The Lion King came through town a few weeks ago, which I suppose is why I've been a bit nostalgic ever since about all things Disney. When people ask what my favorite Disney movie is (to be clear, no one ever asks me this), I say The Little Mermaid. It probably has more to do with my age at the time the movie came out, but I'm pretty convinced there is a rather large contingent of women out there who hold Ariel and her underwater posse close to their hearts.

I always thought it was just me and was almost embarrassed that I had latched onto the movie so, but at a church camp one summer years later (a girls camp), I learned I was not alone in my obsession. Being a church camp, the camp leaders had put together a little book of songs that were approved for us to sing en masse while we sat in the lodge and waited for our tables to be dismissed for dinner. (Because certainly the worst possible thing that could have happened that week while caring for hundreds of teenage girls would have been inappropriate song lyrics. The horror.)

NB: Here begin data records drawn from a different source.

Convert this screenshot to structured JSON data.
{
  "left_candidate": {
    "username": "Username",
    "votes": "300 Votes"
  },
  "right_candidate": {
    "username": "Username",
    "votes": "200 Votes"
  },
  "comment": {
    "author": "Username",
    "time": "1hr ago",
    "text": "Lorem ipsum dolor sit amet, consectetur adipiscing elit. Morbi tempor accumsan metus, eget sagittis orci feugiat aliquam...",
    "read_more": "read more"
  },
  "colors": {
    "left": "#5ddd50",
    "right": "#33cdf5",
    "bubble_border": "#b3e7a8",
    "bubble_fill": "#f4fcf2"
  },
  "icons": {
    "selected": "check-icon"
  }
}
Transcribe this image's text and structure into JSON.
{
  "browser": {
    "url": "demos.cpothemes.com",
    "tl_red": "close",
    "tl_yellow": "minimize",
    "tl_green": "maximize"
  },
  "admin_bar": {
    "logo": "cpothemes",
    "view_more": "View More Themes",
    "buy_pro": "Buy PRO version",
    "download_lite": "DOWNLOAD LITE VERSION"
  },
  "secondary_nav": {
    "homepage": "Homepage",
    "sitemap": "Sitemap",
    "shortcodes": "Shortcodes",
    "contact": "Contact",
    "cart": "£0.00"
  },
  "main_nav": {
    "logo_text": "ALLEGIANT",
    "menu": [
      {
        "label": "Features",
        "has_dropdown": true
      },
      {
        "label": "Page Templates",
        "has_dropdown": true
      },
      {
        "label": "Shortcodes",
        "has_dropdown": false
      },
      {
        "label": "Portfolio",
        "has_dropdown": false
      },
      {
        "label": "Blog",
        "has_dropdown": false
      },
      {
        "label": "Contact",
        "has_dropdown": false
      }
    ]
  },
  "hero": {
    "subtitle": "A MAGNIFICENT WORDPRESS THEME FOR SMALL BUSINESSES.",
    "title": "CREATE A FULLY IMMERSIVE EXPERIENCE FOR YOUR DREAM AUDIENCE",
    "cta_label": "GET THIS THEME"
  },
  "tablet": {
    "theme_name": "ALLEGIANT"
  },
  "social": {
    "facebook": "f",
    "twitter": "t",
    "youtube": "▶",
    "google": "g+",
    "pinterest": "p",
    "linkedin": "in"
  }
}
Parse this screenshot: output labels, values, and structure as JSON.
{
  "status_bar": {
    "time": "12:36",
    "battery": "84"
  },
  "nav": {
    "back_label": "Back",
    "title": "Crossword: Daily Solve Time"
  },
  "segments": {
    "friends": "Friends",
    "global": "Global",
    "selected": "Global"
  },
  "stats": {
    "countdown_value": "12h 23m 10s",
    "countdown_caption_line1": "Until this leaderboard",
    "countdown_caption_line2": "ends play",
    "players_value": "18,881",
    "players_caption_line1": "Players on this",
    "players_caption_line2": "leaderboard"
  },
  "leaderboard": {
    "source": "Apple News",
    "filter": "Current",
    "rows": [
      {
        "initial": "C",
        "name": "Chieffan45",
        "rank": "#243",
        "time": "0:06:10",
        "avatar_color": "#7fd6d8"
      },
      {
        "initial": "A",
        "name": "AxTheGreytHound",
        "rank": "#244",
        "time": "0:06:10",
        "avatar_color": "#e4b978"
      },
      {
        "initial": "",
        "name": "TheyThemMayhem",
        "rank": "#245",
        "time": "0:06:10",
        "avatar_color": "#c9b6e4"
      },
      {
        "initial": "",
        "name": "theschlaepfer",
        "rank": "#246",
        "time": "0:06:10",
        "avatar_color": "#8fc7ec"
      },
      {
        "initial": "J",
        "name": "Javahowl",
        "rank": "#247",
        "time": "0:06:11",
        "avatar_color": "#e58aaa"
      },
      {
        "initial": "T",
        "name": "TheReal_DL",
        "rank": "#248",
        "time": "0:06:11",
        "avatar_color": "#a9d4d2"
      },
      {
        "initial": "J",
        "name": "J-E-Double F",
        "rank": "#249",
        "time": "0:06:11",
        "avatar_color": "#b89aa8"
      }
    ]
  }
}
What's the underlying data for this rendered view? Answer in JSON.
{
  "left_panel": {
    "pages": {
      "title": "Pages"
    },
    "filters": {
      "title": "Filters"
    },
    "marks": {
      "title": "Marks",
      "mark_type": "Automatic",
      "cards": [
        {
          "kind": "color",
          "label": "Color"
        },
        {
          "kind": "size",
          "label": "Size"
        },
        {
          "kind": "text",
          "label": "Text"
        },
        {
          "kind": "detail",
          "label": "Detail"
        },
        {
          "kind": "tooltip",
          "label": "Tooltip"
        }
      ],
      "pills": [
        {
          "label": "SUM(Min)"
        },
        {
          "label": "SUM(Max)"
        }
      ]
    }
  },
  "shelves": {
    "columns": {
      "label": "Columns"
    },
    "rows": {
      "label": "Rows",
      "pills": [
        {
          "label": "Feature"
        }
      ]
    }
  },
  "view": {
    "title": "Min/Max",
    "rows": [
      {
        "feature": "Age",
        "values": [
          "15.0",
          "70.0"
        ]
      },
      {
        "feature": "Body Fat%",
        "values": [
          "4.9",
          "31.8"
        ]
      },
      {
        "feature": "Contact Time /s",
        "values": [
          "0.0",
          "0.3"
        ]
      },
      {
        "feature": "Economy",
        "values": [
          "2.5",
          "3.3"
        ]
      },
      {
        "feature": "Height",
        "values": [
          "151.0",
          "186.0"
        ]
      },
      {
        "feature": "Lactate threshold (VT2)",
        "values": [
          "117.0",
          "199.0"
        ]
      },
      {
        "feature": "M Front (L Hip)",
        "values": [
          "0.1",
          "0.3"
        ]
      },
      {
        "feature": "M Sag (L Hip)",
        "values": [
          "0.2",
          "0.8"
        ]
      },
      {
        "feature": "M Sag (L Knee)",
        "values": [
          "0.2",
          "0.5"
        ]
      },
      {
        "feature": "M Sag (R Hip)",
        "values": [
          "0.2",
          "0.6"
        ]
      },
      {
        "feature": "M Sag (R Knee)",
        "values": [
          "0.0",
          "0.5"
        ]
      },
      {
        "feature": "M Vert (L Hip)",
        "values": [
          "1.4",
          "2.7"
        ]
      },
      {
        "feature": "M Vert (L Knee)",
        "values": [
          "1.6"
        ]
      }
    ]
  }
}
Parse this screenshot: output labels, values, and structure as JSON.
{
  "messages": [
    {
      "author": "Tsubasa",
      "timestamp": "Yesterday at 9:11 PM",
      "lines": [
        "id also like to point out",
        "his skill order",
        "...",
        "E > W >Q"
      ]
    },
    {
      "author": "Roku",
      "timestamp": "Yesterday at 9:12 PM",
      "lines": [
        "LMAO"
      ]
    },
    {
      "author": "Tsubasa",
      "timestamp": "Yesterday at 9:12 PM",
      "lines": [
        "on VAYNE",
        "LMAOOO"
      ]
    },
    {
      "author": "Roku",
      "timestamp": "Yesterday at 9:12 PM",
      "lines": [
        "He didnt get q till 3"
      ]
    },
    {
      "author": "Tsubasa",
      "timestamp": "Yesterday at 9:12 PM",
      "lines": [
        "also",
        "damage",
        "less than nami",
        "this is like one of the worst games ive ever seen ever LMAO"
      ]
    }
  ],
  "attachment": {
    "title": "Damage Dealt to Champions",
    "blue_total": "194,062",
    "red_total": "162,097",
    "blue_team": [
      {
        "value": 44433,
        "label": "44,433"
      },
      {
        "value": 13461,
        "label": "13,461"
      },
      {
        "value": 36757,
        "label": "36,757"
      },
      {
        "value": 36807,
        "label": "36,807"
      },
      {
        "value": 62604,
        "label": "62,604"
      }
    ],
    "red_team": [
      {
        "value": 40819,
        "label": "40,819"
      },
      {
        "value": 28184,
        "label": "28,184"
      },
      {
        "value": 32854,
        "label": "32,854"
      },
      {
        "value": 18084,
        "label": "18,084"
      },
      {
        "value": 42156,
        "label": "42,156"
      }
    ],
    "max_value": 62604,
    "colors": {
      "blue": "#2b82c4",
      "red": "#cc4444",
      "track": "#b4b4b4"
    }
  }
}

Anyway, one evening as we sat waiting for dinner, someone started singing Part of Your World, which, incidentally, was not in the song book. A few more joined in, then a whole table, and in a moment that was as solidaritous as it was amazing, pretty soon the entire lodge was singing this song. We knew it by heart. Every single one of us. And it wasn't just that we knew it, it's that we were into it. Think about it: here's a story about a girl who risks everything for a chance (and not a good one) to have what she wants most. That kind of gumption is not just admirable, it's inspirational. It's empowering. So imagine a campful of teenagers all wanting something more than they currently have, whether freedom or opportunity or circumstances. Imagine letting them loose with this song. Not sure I've ever seen such passion in all my life. Thank you, Disney. And thank you, Jodi Benson. For giving us a voice, then and now.